Speaking of Research is apparently a de facto synonym for Pro-Test, which I have mentioned before. I like Speaking of Research. Really. You have to give credit where credit is due, and even though I find the actions of the folks lending their names to the group depraved, I appreciate and admire their willingness to say publicly that they think experimenting on animals is a good thing. I don't admire their morality and paper-thin ethics, but I admire their gumption.
I'd admire them more if they'd describe exactly what it is that they are defending doing to the animals, but that might take more gumption than they've got.
The question of whether their research has, ever will, or even can lead to improvements in human medical care is an interesting intellectual question. Pursuing this question in an honest and broad manner requires a close look at the history of medicine, some study of the genetics underlying evolution, and the problems associated with models of complex systems. These are all interesting and engrossing areas of study, and taken together they contribute a few footnotes to the overarching matter of how we should interact with each other.

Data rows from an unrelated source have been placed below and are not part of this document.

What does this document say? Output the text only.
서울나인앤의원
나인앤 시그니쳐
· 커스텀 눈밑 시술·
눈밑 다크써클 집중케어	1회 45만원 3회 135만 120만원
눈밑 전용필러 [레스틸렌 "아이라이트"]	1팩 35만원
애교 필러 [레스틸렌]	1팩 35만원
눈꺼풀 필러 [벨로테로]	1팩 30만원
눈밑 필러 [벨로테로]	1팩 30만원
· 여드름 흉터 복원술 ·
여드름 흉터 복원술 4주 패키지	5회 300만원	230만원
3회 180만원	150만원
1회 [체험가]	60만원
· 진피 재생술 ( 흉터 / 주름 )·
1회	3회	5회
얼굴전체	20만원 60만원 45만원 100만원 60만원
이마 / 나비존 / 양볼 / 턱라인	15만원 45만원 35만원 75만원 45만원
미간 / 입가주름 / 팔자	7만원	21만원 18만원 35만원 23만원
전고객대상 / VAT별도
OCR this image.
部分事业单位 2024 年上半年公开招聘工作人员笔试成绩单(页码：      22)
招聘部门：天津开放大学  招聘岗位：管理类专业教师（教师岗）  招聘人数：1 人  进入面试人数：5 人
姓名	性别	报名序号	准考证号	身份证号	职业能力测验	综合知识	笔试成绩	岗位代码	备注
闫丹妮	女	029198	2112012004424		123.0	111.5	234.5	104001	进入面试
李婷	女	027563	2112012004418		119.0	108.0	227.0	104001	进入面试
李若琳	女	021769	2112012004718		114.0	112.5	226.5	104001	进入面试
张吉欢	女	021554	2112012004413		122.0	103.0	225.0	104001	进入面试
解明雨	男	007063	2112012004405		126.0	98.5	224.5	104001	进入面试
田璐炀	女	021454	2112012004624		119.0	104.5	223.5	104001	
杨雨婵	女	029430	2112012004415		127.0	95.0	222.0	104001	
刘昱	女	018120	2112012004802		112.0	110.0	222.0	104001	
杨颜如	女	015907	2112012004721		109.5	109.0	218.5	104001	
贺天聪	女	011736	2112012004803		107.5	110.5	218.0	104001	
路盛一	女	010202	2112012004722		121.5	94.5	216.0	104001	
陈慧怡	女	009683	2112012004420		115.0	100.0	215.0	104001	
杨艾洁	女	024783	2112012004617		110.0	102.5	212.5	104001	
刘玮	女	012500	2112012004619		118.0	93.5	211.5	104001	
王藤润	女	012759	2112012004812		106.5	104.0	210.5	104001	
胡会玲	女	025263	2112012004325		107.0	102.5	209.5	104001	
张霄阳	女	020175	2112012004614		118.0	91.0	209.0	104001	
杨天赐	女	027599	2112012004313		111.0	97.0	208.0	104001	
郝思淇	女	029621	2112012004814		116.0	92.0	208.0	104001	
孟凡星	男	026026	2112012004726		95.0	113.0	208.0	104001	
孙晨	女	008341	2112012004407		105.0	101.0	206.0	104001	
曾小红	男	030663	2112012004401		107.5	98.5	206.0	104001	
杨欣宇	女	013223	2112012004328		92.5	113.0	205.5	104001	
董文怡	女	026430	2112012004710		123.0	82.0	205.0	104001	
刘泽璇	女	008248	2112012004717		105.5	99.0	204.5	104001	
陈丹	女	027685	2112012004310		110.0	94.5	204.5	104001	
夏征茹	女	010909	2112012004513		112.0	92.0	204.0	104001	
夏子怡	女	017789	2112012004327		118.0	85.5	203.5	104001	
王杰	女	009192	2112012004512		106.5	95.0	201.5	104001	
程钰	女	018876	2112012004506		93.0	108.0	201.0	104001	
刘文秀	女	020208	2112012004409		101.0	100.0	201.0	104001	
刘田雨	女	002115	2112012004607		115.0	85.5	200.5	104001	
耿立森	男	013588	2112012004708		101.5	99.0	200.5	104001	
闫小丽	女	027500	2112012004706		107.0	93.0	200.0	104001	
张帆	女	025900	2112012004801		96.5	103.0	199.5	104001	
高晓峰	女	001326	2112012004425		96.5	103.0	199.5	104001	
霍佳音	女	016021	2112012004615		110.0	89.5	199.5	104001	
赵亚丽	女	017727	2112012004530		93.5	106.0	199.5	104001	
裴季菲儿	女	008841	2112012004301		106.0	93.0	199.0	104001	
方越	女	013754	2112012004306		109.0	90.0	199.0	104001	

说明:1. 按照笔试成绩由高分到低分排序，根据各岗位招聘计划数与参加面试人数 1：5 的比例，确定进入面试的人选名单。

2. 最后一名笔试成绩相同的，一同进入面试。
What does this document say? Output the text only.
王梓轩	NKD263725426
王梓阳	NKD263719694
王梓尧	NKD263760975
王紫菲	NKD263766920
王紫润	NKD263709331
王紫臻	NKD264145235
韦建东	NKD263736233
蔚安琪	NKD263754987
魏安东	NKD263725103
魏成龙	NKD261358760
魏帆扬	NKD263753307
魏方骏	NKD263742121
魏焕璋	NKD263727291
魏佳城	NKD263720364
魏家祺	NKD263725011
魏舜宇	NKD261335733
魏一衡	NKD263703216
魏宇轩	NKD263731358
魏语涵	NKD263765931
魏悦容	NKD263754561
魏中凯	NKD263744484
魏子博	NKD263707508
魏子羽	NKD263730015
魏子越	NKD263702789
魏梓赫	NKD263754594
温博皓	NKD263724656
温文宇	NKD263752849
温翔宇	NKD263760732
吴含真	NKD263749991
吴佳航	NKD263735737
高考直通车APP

Speaking of Research bases its claim that we can dismiss any notion that the animals have a right not to be hurt and killed with an argument presented here.
It's not a very compelling argument, but at least they are making some attempt to defend their actions. I doubt though that they do the things they do because of any real belief in the claims in this argument. If these claims were disproved, they'd likely just come up with a different excuse and defense for the suffering they inflict.
They imply that it is the human invention of rights that makes it wrong to do the things to humans that they think are ok to do to other animals because these other animals can't understand the concept of rights or the duties that they believe are unavoidably required in order to enjoy or deserve rights.
They say: "With a right comes a duty."
But this isn't true. The Declaration of Independence famously says: "We hold these truths to be self-evident, that all men are created equal, that they are endowed by their Creator with certain unalienable Rights, that among these are Life, Liberty and the pursuit of Happiness."
Likewise, the 1948 United Nations Universal Declaration of Human Rights says that the "recognition of the inherent dignity and of the equal and inalienable rights of all members of the human family is the foundation of freedom, justice and peace in the world."
In neither case is it claimed that these rights are dependent on meeting some imagined duty. Our most basic rights are acknowledged widely to be unalienable, inalieable, and that we are born with them (long prior to being able to meet any duties).
If it isn't true for humans, why should other animals be required to scale a higher hurdle? The notion that rights exist only so long as obligations or duties are met seems a nefarious effort to disenfranchise individuals and groups who might be construed as being unable to rise to some invented challenge; this reminds me of the now unlawful literacy tests that were used to bar blacks from voting in the South. If they can't read, how will they be able to perform the duties we require of them?
Speaking of Research isn't certain whether it is the attention to duties they claim bestow rights or whether, as they also claim: “It is the power for entirely autonomous thought and action which grants rights to human, uniquely among all animals."
I like this claim. I have no idea why any informed or thoughtful person would think this, but it sounds so highfalutin. I wonder whether they think Rush Limbaugh's dittoheads have rights? I wonder where they get the idea that humans are entirely autonomous in thought and action, but that absolutely no other animals are? Not from science or history, that’s obvious. Maybe there is some secret authoritative holy text that they refer to for guidance on these matters.
Speaking of Research, like everyone else who makes such silly arguments, invents them to explain why torture is a good and wholesome practice that we should be happy to support. They can’t believe their arguments; they are so often just too outlandish.
See for instance the wildly entertaining Why Animal Experimentation Matters: The Use of Animals in Medical Research. Ellen Frankel Paul and Jeffrey Paul, editors, The Social Philosophy and Policy Foundation and Transaction Publishers, 2002, and my crushing rebuttals to the essays: “Animal experimentation and human rights.” Human Rights Review, June, 2003.